Le temps exige son terme.



Moi je trouve que la chanson rocke pas mal pour une vieille affaire qui a 2150 ans.

Autre fait peu connu: les tragédies grecques étaient accompagnées de musique dont il nous reste quelques fragments dont un morceau d'Oreste d'Euripide.

Le plus vieil enregistrement
La question de l'oeuf ou la poule en matière d'enregistrement sonore est réglée: l'appareil permettant d'enregistrer des sons, le phonautographe d'Édouard-Léon Scott de Martinville, est apparu 21 ans avant qu'un autre appareil ne permette de les lire, le phonographe d'Edison. En fait, le but du phonotaugraphe n'était pas d'enregistrer le sons mais plutôt d'en donner une représentation graphique. Pourquoi? À cette époque, l'idée était un peu expérimentale, mais en 2008 des chercheurs américains ont réussi à reconstituer un des plus vieux sons, photographié en 1860 Martinville sur son phonotaugraphe. Il s'agit d'"Au clair de la lune" chantée par Martinville.
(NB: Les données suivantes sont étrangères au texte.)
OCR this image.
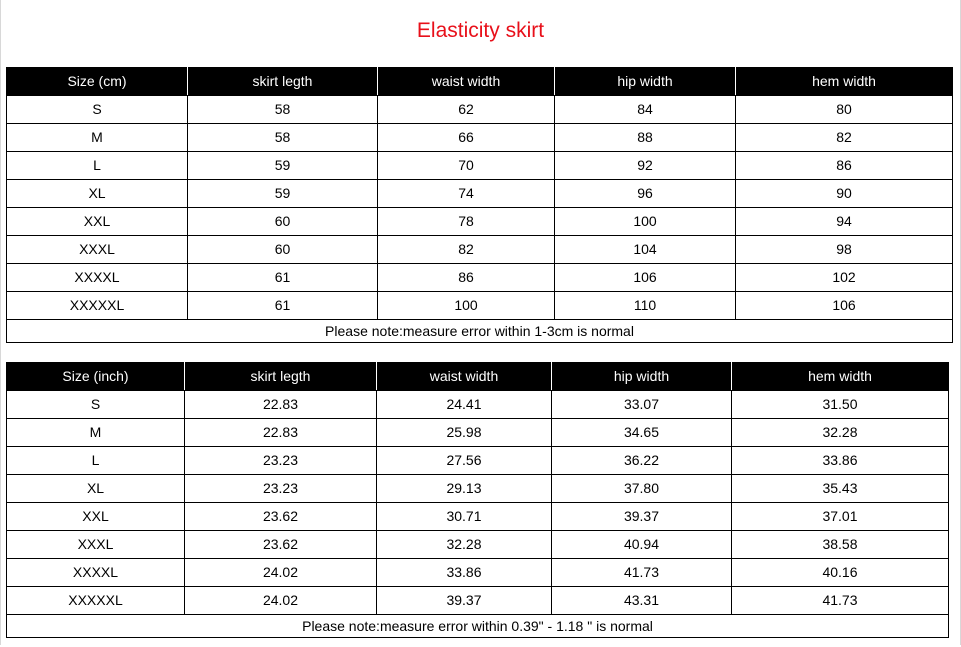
Elasticity skirt
Size (cm)	skirt legth	waist width	hip width	hem width
S	58	62	84	80
M	58	66	88	82
L	59	70	92	86
XL	59	74	96	90
XXL	60	78	100	94
XXXL	60	82	104	98
XXXXL	61	86	106	102
XXXXXL	61	100	110	106
Please note:measure error within 1-3cm is normal				
Size (inch)	skirt legth	waist width	hip width	hem width
S	22.83	24.41	33.07	31.50
M	22.83	25.98	34.65	32.28
L	23.23	27.56	36.22	33.86
XL	23.23	29.13	37.80	35.43
XXL	23.62	30.71	39.37	37.01
XXXL	23.62	32.28	40.94	38.58
XXXXL	24.02	33.86	41.73	40.16
XXXXXL	24.02	39.37	43.31	41.73
Please note:measure error within 0.39" - 1.18 " is normal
Je trouve particulièrement émouvantes toutes les interférences qui rendent presque complètement inaudible le chant. Ces interférences rendent vraiment l'impression de quelque chose qui vient de plus loin, d'une distance qui n'est plus historique, mais immémoriale, comme le plus vieux souvenir que chacun possède. Ce souvenir est tellement vague, tellement flou qu'il est pratiquement irréel. Il vient d'un monde tellement éloigné qu'il n'a peut-être jamais existé. Exactement comme nous-mêmes sommes progressivement arrivés à la conscience nous à partir d'un néant flou au bout duquel il n'y avait rien.

Étonnamment, le premier enregistrement du phonographe par Edison lui-même était lui aussi une chanson pour enfants, "Mary had a little lamb".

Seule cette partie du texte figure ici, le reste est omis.